His lawyers may argue that Assange could end up at Guantanamo Bay if he is extradited to Sweden, according to legal papers they released last month.
He would be at risk of mistreatment or even execution, according to a draft defense published on their website, saying that means Britain cannot extradite him without violating his human rights.
"There is a real risk he could be made subject to the death penalty," Assange lawyers say in documents they released a month ago, citing British media reports that Republican politicians Sarah Palin and Mike Huckabee have called for him to be executed.

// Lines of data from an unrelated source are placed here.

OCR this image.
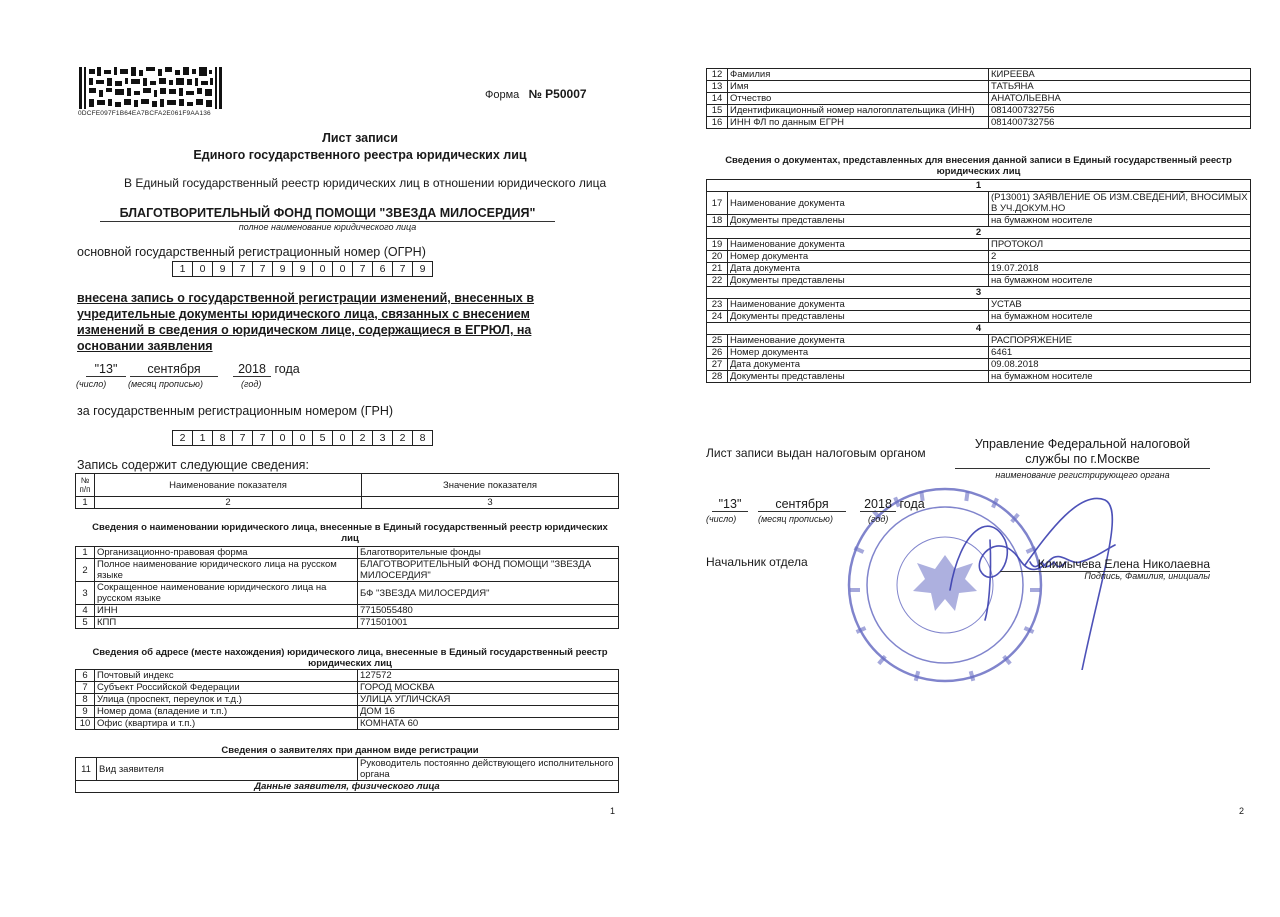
0DCFE097F1B64EA7BCFA2E061F9AA136
Форма № Р50007
Лист записи
Единого государственного реестра юридических лиц
В Единый государственный реестр юридических лиц в отношении юридического лица
БЛАГОТВОРИТЕЛЬНЫЙ ФОНД ПОМОЩИ "ЗВЕЗДА МИЛОСЕРДИЯ"
полное наименование юридического лица
основной государственный регистрационный номер (ОГРН)
1	0	9	7	7	9	9	0	0	7	6	7	9
внесена запись о государственной регистрации изменений, внесенных в учредительные документы юридического лица, связанных с внесением изменений в сведения о юридическом лице, содержащиеся в ЕГРЮЛ, на основании заявления
"13"	сентября	2018 года
(число) (месяц прописью)	(год)
за государственным регистрационным номером (ГРН)
2	1	8	7	7	0	0	5	0	2	3	2	8
Запись содержит следующие сведения:
№ п/п	Наименование показателя	Значение показателя
1	2	3
Сведения о наименовании юридического лица, внесенные в Единый государственный реестр юридических лиц
1	Организационно-правовая форма	Благотворительные фонды
2	Полное наименование юридического лица на русском языке	БЛАГОТВОРИТЕЛЬНЫЙ ФОНД ПОМОЩИ "ЗВЕЗДА МИЛОСЕРДИЯ"
3	Сокращенное наименование юридического лица на русском языке	БФ "ЗВЕЗДА МИЛОСЕРДИЯ"
4	ИНН	7715055480
5	КПП	771501001
Сведения об адресе (месте нахождения) юридического лица, внесенные в Единый государственный реестр юридических лиц
6	Почтовый индекс	127572
7	Субъект Российской Федерации	ГОРОД МОСКВА
8	Улица (проспект, переулок и т.д.)	УЛИЦА УГЛИЧСКАЯ
9	Номер дома (владение и т.п.)	ДОМ 16
10	Офис (квартира и т.п.)	КОМНАТА 60
Сведения о заявителях при данном виде регистрации
11	Вид заявителя	Руководитель постоянно действующего исполнительного органа
Данные заявителя, физического лица
1
12	Фамилия	КИРЕЕВА
13	Имя	ТАТЬЯНА
14	Отчество	АНАТОЛЬЕВНА
15	Идентификационный номер налогоплательщика (ИНН)	081400732756
16	ИНН ФЛ по данным ЕГРН	081400732756
Сведения о документах, представленных для внесения данной записи в Единый государственный реестр юридических лиц
1		
17	Наименование документа	(Р13001) ЗАЯВЛЕНИЕ ОБ ИЗМ.СВЕДЕНИЙ, ВНОСИМЫХ В УЧ.ДОКУМ.НО
18	Документы представлены	на бумажном носителе
2		
19	Наименование документа	ПРОТОКОЛ
20	Номер документа	2
21	Дата документа	19.07.2018
22	Документы представлены	на бумажном носителе
3		
23	Наименование документа	УСТАВ
24	Документы представлены	на бумажном носителе
4		
25	Наименование документа	РАСПОРЯЖЕНИЕ
26	Номер документа	6461
27	Дата документа	09.08.2018
28	Документы представлены	на бумажном носителе
Лист записи выдан налоговым органом
Управление Федеральной налоговой службы по г.Москве
наименование регистрирующего органа
"13"	сентября	2018 года
(число) (месяц прописью)	(год)
Начальник отдела	Климычева Елена Николаевна
Подпись, Фамилия, инициалы
2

The lawyers released a preliminary outline of their planned arguments ahead of an extradition hearing for Assange next month.
The Swedish prosecutor who issued an arrest warrant for Assange did not have the power to do so, Assange's lawyers will also argue.
Additionally, his lawyers will say, it's improper to issue an arrest warrant when a suspect is wanted only for questioning, not prosecution.
Prosecutor Marianne "Ny went from informal discussions about arranging an interview of Mr. Assange straight to the issuance of" a European arrest warrant without "formally summoning him for an interview or formally requesting his interrogation," they will argue.